With a little jump of surprise he recognized his aunt Caroline--Lady Caroline Grey--of all his aunts the aunt who had loved him the best as a boy--whom he had loved the best.
She was a Roman Catholic, and very devout indeed--a widow, and childless now. And between her and Barty a coolness had fallen during the last few years--a heavy raw thick mist of cold estrangement; and all on account of his London life and the notoriety he had achieved there; things of which she disapproved entirely, and thought "unworthy of a gentleman": and who can blame her for thinking so?

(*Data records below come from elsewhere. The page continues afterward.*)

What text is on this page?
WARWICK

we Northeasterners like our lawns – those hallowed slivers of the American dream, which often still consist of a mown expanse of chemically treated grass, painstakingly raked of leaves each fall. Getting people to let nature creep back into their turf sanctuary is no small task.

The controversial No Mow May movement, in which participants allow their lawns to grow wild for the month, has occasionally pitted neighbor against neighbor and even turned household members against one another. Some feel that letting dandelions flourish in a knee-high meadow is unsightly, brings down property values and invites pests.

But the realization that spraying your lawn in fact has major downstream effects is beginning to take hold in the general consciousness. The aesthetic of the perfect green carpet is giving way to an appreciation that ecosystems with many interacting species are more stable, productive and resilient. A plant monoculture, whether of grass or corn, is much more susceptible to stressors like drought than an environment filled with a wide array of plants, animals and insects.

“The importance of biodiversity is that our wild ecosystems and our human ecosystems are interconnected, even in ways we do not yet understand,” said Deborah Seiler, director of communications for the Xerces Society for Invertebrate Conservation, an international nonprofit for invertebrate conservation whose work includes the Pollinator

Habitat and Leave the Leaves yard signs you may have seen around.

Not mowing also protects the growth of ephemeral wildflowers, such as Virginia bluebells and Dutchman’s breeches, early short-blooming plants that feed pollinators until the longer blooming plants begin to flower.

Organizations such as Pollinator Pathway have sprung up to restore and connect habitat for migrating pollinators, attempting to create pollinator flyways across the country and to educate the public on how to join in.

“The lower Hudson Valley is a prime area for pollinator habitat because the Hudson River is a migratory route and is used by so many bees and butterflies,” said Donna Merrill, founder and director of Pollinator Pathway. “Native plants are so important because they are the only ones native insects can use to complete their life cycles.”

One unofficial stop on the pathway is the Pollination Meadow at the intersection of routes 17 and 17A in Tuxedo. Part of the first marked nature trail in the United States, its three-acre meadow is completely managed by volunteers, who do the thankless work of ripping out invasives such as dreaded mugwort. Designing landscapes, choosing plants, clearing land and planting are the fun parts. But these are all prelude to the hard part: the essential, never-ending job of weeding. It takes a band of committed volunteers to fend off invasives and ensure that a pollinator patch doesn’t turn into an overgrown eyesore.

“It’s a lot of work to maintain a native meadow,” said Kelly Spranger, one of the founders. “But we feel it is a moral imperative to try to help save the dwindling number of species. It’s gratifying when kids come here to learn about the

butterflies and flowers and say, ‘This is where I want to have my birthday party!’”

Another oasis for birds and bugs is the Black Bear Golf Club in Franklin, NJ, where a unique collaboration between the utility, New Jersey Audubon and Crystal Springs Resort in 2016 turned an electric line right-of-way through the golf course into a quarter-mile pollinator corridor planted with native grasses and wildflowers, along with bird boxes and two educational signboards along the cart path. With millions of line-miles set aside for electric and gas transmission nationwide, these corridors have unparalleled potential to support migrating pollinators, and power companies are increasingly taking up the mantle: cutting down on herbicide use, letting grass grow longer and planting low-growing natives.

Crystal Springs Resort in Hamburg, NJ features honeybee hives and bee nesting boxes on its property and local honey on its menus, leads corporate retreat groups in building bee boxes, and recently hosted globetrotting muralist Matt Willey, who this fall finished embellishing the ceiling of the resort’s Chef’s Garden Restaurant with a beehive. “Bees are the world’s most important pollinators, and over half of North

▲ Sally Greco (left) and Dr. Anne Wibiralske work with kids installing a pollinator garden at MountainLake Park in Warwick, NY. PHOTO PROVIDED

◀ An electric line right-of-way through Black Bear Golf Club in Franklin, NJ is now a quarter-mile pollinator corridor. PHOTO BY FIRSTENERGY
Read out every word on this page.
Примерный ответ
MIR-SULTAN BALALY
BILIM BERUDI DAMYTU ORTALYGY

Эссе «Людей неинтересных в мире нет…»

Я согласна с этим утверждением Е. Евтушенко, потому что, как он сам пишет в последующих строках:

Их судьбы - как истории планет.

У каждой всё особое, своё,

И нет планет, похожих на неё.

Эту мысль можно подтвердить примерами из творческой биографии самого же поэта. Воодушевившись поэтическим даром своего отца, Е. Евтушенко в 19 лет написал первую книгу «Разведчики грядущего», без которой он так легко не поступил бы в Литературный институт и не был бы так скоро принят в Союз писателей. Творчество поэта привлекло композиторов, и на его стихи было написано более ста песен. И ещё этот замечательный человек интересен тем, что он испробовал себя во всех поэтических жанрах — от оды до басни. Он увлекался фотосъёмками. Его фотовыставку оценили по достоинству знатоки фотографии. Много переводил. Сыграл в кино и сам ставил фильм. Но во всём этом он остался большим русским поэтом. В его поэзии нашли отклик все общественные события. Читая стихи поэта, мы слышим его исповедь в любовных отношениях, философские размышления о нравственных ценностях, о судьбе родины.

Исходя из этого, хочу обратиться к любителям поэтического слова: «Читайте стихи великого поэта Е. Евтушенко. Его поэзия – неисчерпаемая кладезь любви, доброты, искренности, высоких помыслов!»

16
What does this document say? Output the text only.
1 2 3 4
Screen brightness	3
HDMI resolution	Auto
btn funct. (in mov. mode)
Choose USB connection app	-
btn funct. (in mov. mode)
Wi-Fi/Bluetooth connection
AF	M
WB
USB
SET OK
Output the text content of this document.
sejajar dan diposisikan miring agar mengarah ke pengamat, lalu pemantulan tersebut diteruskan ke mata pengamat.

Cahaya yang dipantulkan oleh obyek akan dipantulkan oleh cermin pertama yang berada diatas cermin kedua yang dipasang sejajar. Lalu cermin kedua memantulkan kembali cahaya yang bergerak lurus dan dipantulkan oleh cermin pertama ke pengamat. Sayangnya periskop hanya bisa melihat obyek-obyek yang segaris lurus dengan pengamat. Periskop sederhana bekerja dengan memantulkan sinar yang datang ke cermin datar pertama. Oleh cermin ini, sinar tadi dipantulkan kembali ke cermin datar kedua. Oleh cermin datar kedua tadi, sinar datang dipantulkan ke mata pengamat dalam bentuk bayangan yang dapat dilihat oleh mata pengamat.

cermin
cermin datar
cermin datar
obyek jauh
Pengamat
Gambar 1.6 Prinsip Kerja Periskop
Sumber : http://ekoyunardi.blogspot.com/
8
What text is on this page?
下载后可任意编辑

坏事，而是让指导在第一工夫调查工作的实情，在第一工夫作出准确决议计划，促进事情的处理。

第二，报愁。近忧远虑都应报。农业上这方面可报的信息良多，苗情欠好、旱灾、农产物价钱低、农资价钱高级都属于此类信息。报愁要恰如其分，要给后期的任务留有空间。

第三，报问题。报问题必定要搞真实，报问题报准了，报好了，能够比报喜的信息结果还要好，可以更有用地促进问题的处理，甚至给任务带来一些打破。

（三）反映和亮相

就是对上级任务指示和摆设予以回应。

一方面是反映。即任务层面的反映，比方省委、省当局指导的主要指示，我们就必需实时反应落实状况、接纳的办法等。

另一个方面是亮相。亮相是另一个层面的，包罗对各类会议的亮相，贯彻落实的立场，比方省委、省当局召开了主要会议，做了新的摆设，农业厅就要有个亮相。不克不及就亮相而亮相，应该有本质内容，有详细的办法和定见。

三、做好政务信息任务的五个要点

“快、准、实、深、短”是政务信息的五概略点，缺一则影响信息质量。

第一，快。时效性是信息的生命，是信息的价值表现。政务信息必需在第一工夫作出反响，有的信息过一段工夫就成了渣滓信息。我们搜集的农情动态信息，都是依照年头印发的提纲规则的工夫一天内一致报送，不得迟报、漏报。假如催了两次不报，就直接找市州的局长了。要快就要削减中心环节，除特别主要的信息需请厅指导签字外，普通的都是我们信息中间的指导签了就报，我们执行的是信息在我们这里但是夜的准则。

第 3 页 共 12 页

She had at first written to him long letters of remonstrance and good advice; which he gave up answering, after a while. And when they met in society, her manner had grown chill and distant and severe.
He hadn't seen or heard of his aunt Caroline for three or four years; but at the sudden sight of her a wave of tender childish remembrance swept over him, and his heart beat quite warmly to her: affliction is a solvent of many things, and first-cousin to forgiveness.
She passed without looking his way, and he jumped up and followed her, and said:
"Oh, Aunt Caroline! won't you even speak to me?"
She started violently, and turned round, and cried: "Oh, Barty, Barty, where have you been all these years?" and seized both his hands, and shook all over.
"Oh, Barty--my beloved little Barty--take me somewhere where we can sit down and talk. I've been thinking of you very much, Barty--I've lost my poor son--he died last Christmas! I was afraid you had forgotten my existence! I was thinking of you the very moment you spoke!"
The maid left them, and she took his arm and they found a seat.
She put up her veil and looked at him: there was a great likeness between them in spite of the difference of age. She had been his father's favorite sister (some ten years younger than Lord Runswick); and she was very handsome still, though about fifty-five.
"Oh, Barty, my darling--how things have gone wrong between us! Is it _all_ my doing? Oh, I hope not!..." And she kissed him.
"How like, how like! And you're getting a little black and bulgy under the eyes--especially the left one--and so did _he_, at just about your age! And how thin you are!"
"I don't think anything need ever go wrong between us again, Aunt Caroline! I am a very altered person, and a very unlucky one!"
"Tell me, dear!"
And he told her all his story, from the fatal quarrel with her brother Lord Archibald--and the true history of that quarrel; and all that had happened since: he had nothing to keep back.
She frequently wept a little, for truth was in every tone of his voice; and when it came to the story of his lost eye, she wept very much indeed. And his need of affection, of female affection especially, and of kinship, was so immense that he clung to this most kind and loving woman as if she'd been his mother come back from the grave, or his dear Lady Archibald.